Woods is a quartet comprised of Jeremy Earl, Jarvis Taveniere, Kevin Morby, and Aaron Neveu out of Brooklyn, NY. Earl is the vocalist, as well as the president of the Woodsist label, which released their album. He sings in a haunting, trippy, high pitched voice deserving of the grilled cheese band comparison I made above. Taveniere, a multi-instrumentalist, plays a pivotal role in each song, either through a teasing electric guitar, a keyboard, or organs. Kevin Morby plays bass for the band, and you may have heard his name before on Radio K given the release of his solo album Harlem River in late 2013. Neveu is on drums. Together, they’ve made something fantastic in With Light and With Love.
If I were in charge of directing an advertisement for the album it would go something like:
Person 1: [walking down a street eating chocolate] …mmmhhh, chocolate!
Person 2: [walking down a street eating peanut butter] …mmmhhh, peanut butter!
(they bump into each other)
Person 2: Hey, you got your chocolate in my peanut butter!
Person 1: Hey, you got your peanut butter on my chocolate!
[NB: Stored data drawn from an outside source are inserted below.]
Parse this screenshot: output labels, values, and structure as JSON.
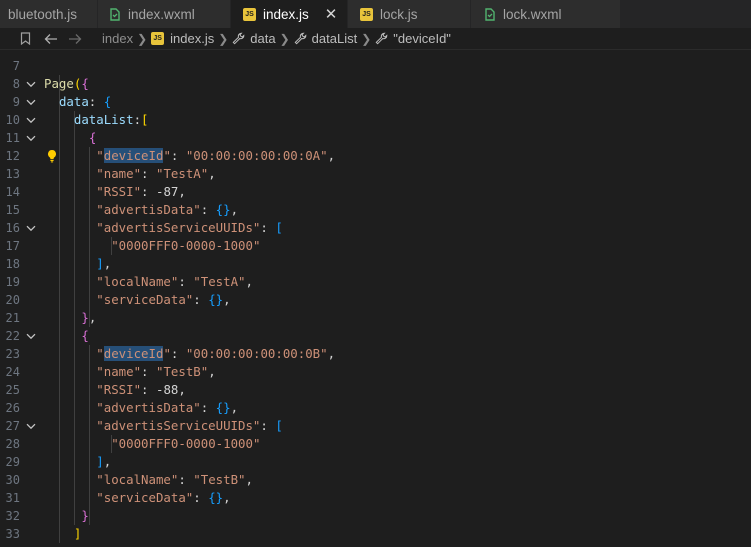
{
  "tabs": [
    {
      "label": "bluetooth.js",
      "icon": "js-file-icon",
      "active": false
    },
    {
      "label": "index.wxml",
      "icon": "wxml-file-icon",
      "active": false
    },
    {
      "label": "index.js",
      "icon": "js-file-icon",
      "active": true
    },
    {
      "label": "lock.js",
      "icon": "js-file-icon",
      "active": false
    },
    {
      "label": "lock.wxml",
      "icon": "wxml-file-icon",
      "active": false
    }
  ],
  "tab_close_glyph": "✕",
  "breadcrumb": {
    "items": [
      "index",
      "index.js",
      "data",
      "dataList",
      "\"deviceId\""
    ],
    "js_badge": "JS"
  },
  "colors": {
    "background": "#1e1e1e",
    "string": "#ce9178",
    "function": "#dcdcaa",
    "property": "#9cdcfe",
    "bracket_gold": "#ffd700",
    "bracket_purple": "#da70d6",
    "bracket_blue": "#179fff"
  },
  "editor": {
    "lines": [
      {
        "n": "7",
        "text": ""
      },
      {
        "n": "8",
        "text": "Page({"
      },
      {
        "n": "9",
        "text": "  data: {"
      },
      {
        "n": "10",
        "text": "    dataList:["
      },
      {
        "n": "11",
        "text": "      {"
      },
      {
        "n": "12",
        "text": "       \"deviceId\": \"00:00:00:00:00:0A\","
      },
      {
        "n": "13",
        "text": "       \"name\": \"TestA\","
      },
      {
        "n": "14",
        "text": "       \"RSSI\": -87,"
      },
      {
        "n": "15",
        "text": "       \"advertisData\": {},"
      },
      {
        "n": "16",
        "text": "       \"advertisServiceUUIDs\": ["
      },
      {
        "n": "17",
        "text": "         \"0000FFF0-0000-1000\""
      },
      {
        "n": "18",
        "text": "       ],"
      },
      {
        "n": "19",
        "text": "       \"localName\": \"TestA\","
      },
      {
        "n": "20",
        "text": "       \"serviceData\": {},"
      },
      {
        "n": "21",
        "text": "     },"
      },
      {
        "n": "22",
        "text": "     {"
      },
      {
        "n": "23",
        "text": "       \"deviceId\": \"00:00:00:00:00:0B\","
      },
      {
        "n": "24",
        "text": "       \"name\": \"TestB\","
      },
      {
        "n": "25",
        "text": "       \"RSSI\": -88,"
      },
      {
        "n": "26",
        "text": "       \"advertisData\": {},"
      },
      {
        "n": "27",
        "text": "       \"advertisServiceUUIDs\": ["
      },
      {
        "n": "28",
        "text": "         \"0000FFF0-0000-1000\""
      },
      {
        "n": "29",
        "text": "       ],"
      },
      {
        "n": "30",
        "text": "       \"localName\": \"TestB\","
      },
      {
        "n": "31",
        "text": "       \"serviceData\": {},"
      },
      {
        "n": "32",
        "text": "     }"
      },
      {
        "n": "33",
        "text": "    ]"
      }
    ]
  }
}
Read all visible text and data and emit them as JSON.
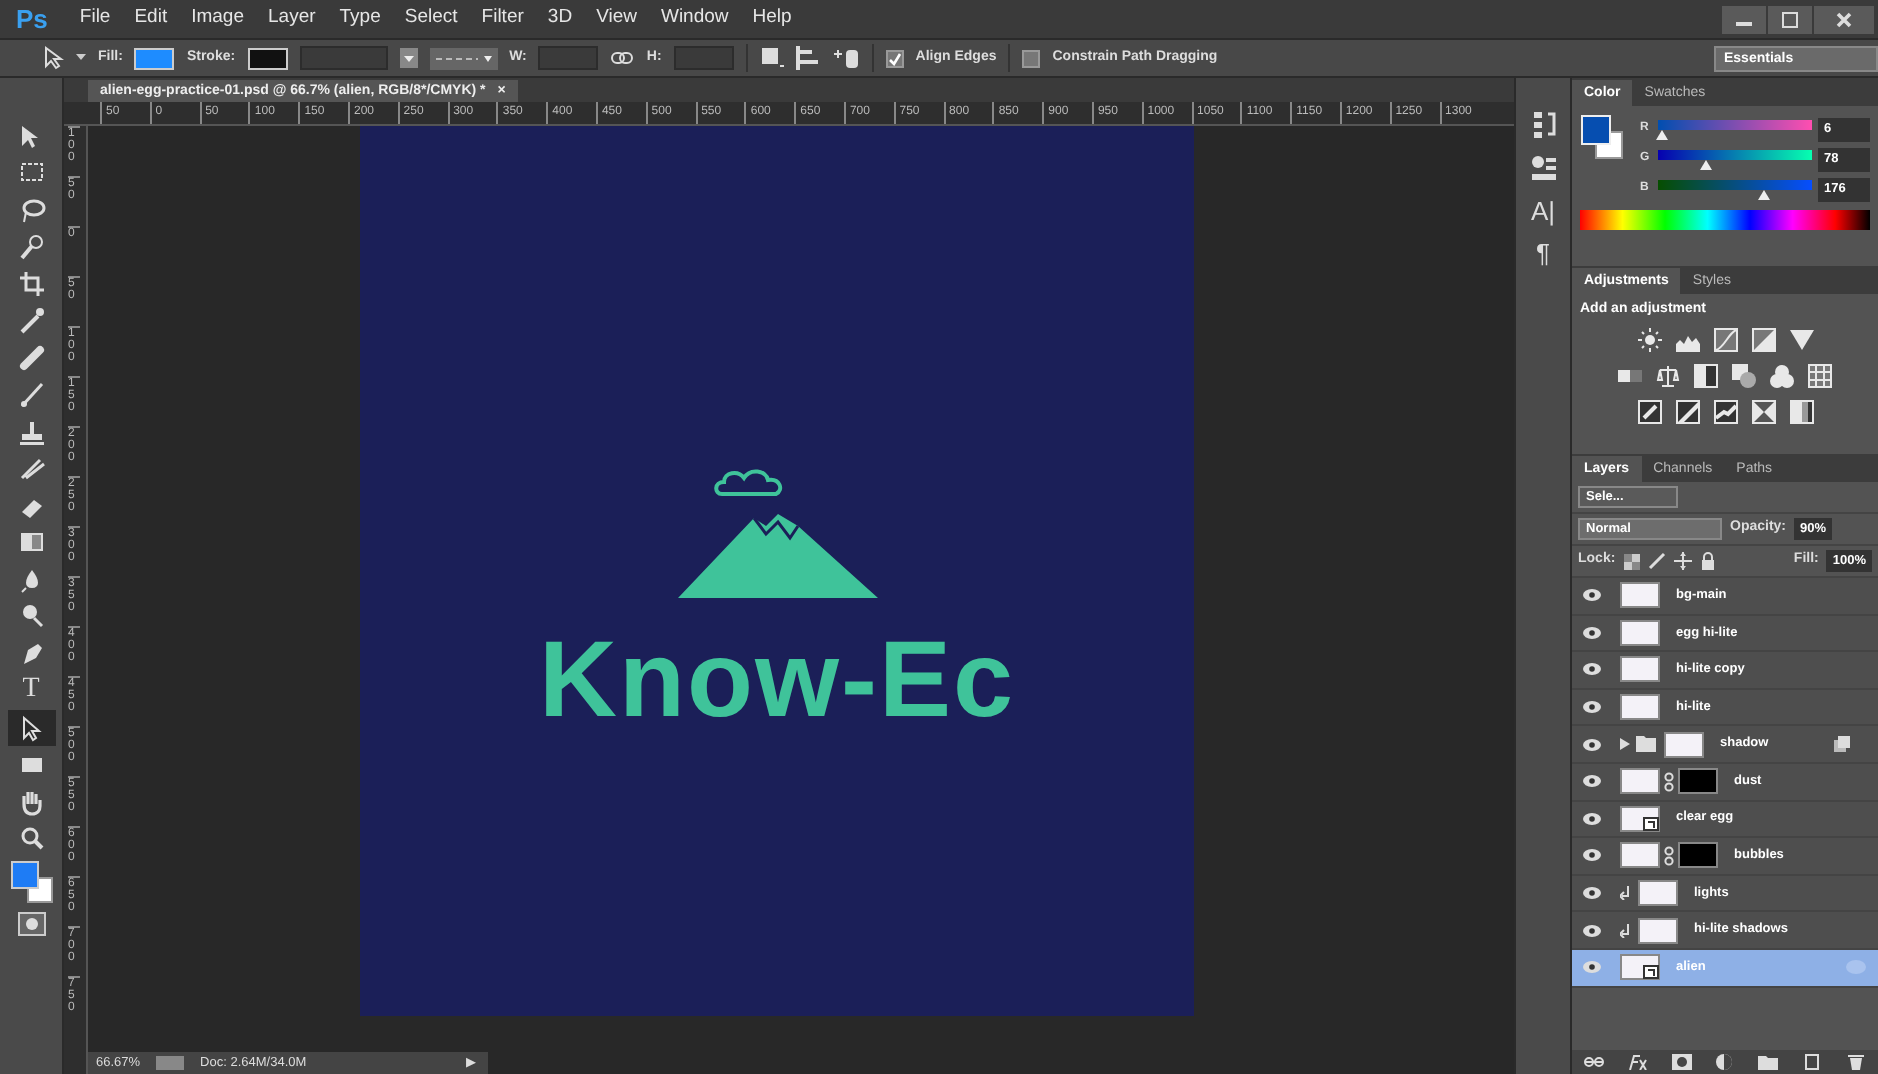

(third person bumps into them both holding mushrooms)
Person 3: Hey, you got your peanut butter and chocolate on my mushrooms! [he takes a bite] Delicious!
Announcer: The newest Woods album With Light and With Love, for when peanut butter is pop music, chocolate is folk, and mushrooms are mushrooms!
See what I did there? It was that Reese’s Peanut Butter Cup ad from the 80’s. But I made it about this album. Clever, right? More articulate and seasoned writers would probably say something about instrumentation, harmonies, and other big fancy music terms; but an efficient writer, like myself, says that this is psych-folk being psych-folk, and being damn good at it.
That’s not to say this album doesn’t mix it up. The title track from the album, also named “With Light and With Love,” is a nine minute seven second jam. If psych-folk is able to rock the F out, it does so here. “Leaves like Grass,” on the other hand, is more traditional, more of a contemplative throw back. It’s almost a call and response song where no one responds, leaving the final thirty some seconds to the electric guitar and your thoughts in an oddly cathartic finale. Better writers would probably say “Woods finds meaning not in the answer but the asking—open-ended, risk-prone and ultimately assured in never knowing.”
In fact, they did say that, specifically Jonathan Zwickel in his review for Spin Magazine.
For my money, it’s just great music, made by great guys.